The heads of both the Federal Housing Finance Agency and the U.S. Department of the Treasury testified before the House Financial Services Committee Tuesday on the future of affordable housing in America.
“Too many Americans lack what each of us deserves: an affordable place to call home, whether it is rented or owned,” said Director of the FHFA Mark Calabria  during the hearing.
Calabria continued, saying housing affordability is a “national problem,” but has local roots, as the fundamental cause of the affordability issues are local policies that make it harder and more expensive to build new housing. He said zoning and land-use restrictions, environmental regulations, building codes, and permitting requirements “disproportionately hurt low-income Americans.”
“Our affordability problems will not be solved until local governments remove these impediments that limit the supply of affordable housing in their communities,” Calabria said. “Our housing finance system also has a role to play.
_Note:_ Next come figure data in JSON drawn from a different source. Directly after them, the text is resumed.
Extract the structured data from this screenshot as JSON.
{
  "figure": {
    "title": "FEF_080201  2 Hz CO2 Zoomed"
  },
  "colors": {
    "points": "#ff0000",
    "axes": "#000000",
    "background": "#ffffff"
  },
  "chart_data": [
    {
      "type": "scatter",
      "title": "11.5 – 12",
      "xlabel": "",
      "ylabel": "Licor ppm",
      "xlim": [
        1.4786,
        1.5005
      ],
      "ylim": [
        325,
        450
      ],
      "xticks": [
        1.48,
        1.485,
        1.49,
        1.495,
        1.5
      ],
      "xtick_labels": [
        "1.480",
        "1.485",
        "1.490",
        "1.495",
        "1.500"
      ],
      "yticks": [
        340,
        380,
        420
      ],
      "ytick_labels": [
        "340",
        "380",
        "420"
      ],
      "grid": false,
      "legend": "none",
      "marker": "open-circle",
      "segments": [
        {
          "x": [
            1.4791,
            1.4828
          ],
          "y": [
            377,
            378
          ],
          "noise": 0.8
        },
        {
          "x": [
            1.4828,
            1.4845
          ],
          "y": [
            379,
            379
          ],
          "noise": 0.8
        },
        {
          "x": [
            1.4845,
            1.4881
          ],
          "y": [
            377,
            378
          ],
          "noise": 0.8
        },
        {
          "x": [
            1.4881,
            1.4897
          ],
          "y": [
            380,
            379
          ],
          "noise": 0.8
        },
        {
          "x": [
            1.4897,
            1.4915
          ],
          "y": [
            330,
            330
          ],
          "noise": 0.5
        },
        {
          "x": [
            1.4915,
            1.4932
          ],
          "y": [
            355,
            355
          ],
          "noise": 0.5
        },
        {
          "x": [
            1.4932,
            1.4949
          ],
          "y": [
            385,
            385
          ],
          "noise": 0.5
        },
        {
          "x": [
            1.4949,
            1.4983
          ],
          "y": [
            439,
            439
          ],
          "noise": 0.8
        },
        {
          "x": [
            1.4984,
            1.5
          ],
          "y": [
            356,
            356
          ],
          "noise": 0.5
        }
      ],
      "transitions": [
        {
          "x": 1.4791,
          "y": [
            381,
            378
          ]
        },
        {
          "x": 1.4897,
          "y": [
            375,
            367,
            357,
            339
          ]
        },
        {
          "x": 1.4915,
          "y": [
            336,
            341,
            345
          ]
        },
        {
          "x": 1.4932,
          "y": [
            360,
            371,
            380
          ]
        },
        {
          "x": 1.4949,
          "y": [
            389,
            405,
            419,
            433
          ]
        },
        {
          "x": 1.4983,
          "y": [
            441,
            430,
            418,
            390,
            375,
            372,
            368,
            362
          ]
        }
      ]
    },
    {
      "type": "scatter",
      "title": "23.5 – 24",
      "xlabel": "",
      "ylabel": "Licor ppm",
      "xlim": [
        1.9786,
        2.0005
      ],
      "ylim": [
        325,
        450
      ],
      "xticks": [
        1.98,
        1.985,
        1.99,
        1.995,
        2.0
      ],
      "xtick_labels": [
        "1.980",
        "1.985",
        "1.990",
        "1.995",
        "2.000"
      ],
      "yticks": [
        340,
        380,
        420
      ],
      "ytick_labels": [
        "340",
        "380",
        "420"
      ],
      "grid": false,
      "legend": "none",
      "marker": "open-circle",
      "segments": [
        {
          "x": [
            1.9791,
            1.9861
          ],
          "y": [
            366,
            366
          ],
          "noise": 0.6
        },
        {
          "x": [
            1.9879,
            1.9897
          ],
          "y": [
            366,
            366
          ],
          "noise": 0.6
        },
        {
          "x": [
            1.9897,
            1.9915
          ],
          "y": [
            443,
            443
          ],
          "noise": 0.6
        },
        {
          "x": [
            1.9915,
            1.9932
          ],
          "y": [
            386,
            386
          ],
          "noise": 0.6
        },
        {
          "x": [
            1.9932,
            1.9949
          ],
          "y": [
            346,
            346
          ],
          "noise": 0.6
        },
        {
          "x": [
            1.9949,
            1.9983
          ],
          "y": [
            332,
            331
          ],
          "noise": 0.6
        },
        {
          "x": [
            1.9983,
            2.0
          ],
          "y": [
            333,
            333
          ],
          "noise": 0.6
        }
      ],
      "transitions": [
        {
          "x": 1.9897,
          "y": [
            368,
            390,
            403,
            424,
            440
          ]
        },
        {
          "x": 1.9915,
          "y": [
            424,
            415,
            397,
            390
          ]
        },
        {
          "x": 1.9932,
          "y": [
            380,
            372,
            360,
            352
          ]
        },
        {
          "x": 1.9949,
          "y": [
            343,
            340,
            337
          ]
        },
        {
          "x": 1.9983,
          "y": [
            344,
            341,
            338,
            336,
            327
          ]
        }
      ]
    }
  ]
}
Fannie Mae and Freddie Mac exist to ensure mortgage credit availability through the economic cycle.”
Fannie Mae and Freddie Mac own $5.6 trillion in single and multifamily mortgages—nearly half of the market. Calabria, however, added they were limited to just $6 billion in allowable capital reserves.
The FHFA and the U.S. Department of the Treasury allowed the GSEs to retain capital of up to $45 billion combined. Calabria called this a “significant step forward.”
“To be clear, Treasury does not propose, and indeed opposes, reducing or eliminating the government-sponsored enterprises’ (GSEs) longstanding support for affordable housing,” said Steven Mcuchin, Secretary of the U.S. Department of the Treasury. 
Mnuchin said the Treasury’s plan advocates for the continued government backing, support, and availability of the 30-year fixed-rate mortgage loans.
He also added the GSEs have at least four key statutory mandates to promote access to affordable mortgage credit for “historically underserved borrowers and renters.”
The U.S. Department of the Treasury released its plan to reform the housing finance system  in September.
According to the department, the Treasury Housing Reform Plan consists of a series of recommended legislative administrative reforms aimed to “protect American taxpayers against future bailouts,” preserve the 30-year-fixed-rate mortgage, and help guide Americans toward the path to homeownership.